简体   繁体   中英

Is HTTPS vulnerable to CSRF?

Background:

I have an MVC 3 .NET app and was reading up on antiforgerytoken Here . I'm fine with using antiforgerytoken to help prevent this attack but I also know my site is running HTTPS TLS 1+.

Question:

Can someone preform the kind of Cross-Browser Attack antiforgerytoken are designed to prevent over HTTPS with TLS 1+?

Short answer: HTTPS does not prevent a CSRF attack.

if a bad guy puts a form on his site that posts to your site with some instructions to do something that the user wouldn't want, HTTPS is not going to stop it.

Example:

let's say your site has a page called account.aspx, and if the POST variable 'delete' is sent with a value of 'true', the current account is deleted. a bad guy could put this on his site

<form action="https://your.site.com/account.aspx" method="post">
  <input type="hidden" name="delete" value="true" />
  <input type="submit" value="Like this on Facebook" />
</form>

Now, if one of your users happens to be logged into your site and clicks this button, their browser will be directed to your site, and their account will be deleted.

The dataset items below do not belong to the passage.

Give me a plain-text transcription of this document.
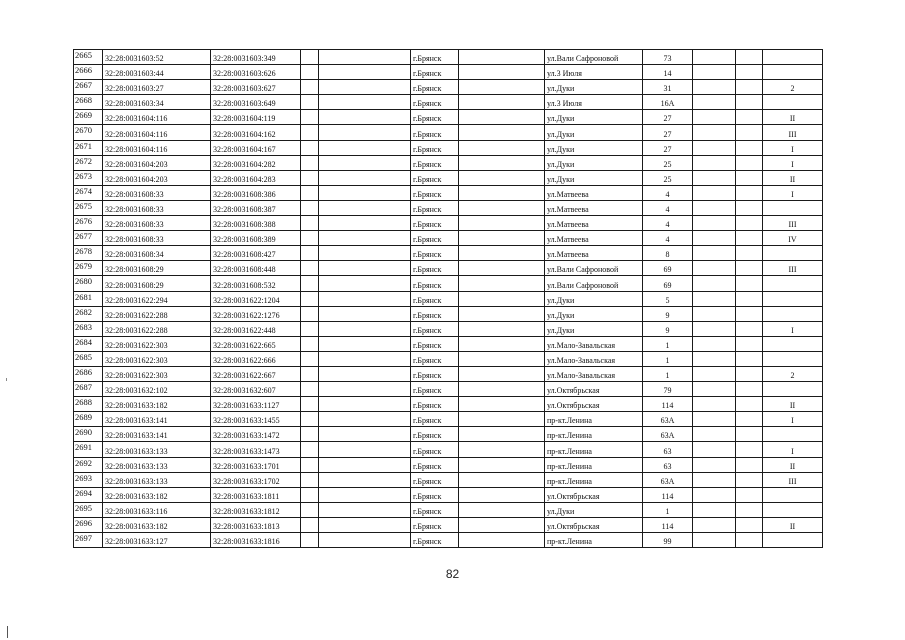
2665	32:28:0031603:52	32:28:0031603:349			г.Брянск		ул.Вали Сафроновой	73			
2666	32:28:0031603:44	32:28:0031603:626			г.Брянск		ул.3 Июля	14			
2667	32:28:0031603:27	32:28:0031603:627			г.Брянск		ул.Дуки	31			2
2668	32:28:0031603:34	32:28:0031603:649			г.Брянск		ул.3 Июля	16А			
2669	32:28:0031604:116	32:28:0031604:119			г.Брянск		ул.Дуки	27			II
2670	32:28:0031604:116	32:28:0031604:162			г.Брянск		ул.Дуки	27			III
2671	32:28:0031604:116	32:28:0031604:167			г.Брянск		ул.Дуки	27			I
2672	32:28:0031604:203	32:28:0031604:282			г.Брянск		ул.Дуки	25			I
2673	32:28:0031604:203	32:28:0031604:283			г.Брянск		ул.Дуки	25			II
2674	32:28:0031608:33	32:28:0031608:386			г.Брянск		ул.Матвеева	4			I
2675	32:28:0031608:33	32:28:0031608:387			г.Брянск		ул.Матвеева	4			
2676	32:28:0031608:33	32:28:0031608:388			г.Брянск		ул.Матвеева	4			III
2677	32:28:0031608:33	32:28:0031608:389			г.Брянск		ул.Матвеева	4			IV
2678	32:28:0031608:34	32:28:0031608:427			г.Брянск		ул.Матвеева	8			
2679	32:28:0031608:29	32:28:0031608:448			г.Брянск		ул.Вали Сафроновой	69			III
2680	32:28:0031608:29	32:28:0031608:532			г.Брянск		ул.Вали Сафроновой	69			
2681	32:28:0031622:294	32:28:0031622:1204			г.Брянск		ул.Дуки	5			
2682	32:28:0031622:288	32:28:0031622:1276			г.Брянск		ул.Дуки	9			
2683	32:28:0031622:288	32:28:0031622:448			г.Брянск		ул.Дуки	9			I
2684	32:28:0031622:303	32:28:0031622:665			г.Брянск		ул.Мало-Завальская	1			
2685	32:28:0031622:303	32:28:0031622:666			г.Брянск		ул.Мало-Завальская	1			
2686	32:28:0031622:303	32:28:0031622:667			г.Брянск		ул.Мало-Завальская	1			2
2687	32:28:0031632:102	32:28:0031632:607			г.Брянск		ул.Октябрьская	79			
2688	32:28:0031633:182	32:28:0031633:1127			г.Брянск		ул.Октябрьская	114			II
2689	32:28:0031633:141	32:28:0031633:1455			г.Брянск		пр-кт.Ленина	63А			I
2690	32:28:0031633:141	32:28:0031633:1472			г.Брянск		пр-кт.Ленина	63А			
2691	32:28:0031633:133	32:28:0031633:1473			г.Брянск		пр-кт.Ленина	63			I
2692	32:28:0031633:133	32:28:0031633:1701			г.Брянск		пр-кт.Ленина	63			II
2693	32:28:0031633:133	32:28:0031633:1702			г.Брянск		пр-кт.Ленина	63А			III
2694	32:28:0031633:182	32:28:0031633:1811			г.Брянск		ул.Октябрьская	114			
2695	32:28:0031633:116	32:28:0031633:1812			г.Брянск		ул.Дуки	1			
2696	32:28:0031633:182	32:28:0031633:1813			г.Брянск		ул.Октябрьская	114			II
2697	32:28:0031633:127	32:28:0031633:1816			г.Брянск		пр-кт.Ленина	99			
82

HTTPS will still encrypt the communication between their site and your browser, and will not, in any way, prevent this attack. If, however, your site is using an anti forgery token, the attacker would need to put that token in his form, and if you implement it right, he will have no way of knowing what the token is.

https might prevent a man in the middle attack. but i can manipulate the html anyway i want if i get a script on your site.

for a detailed description you can look for example here http://www.devcurry.com/2013/01/what-is-antiforgerytoken-and-why-do-i.html

https only ensures the server is saying that it is who it claims to be. not that the client didn't do anything strange.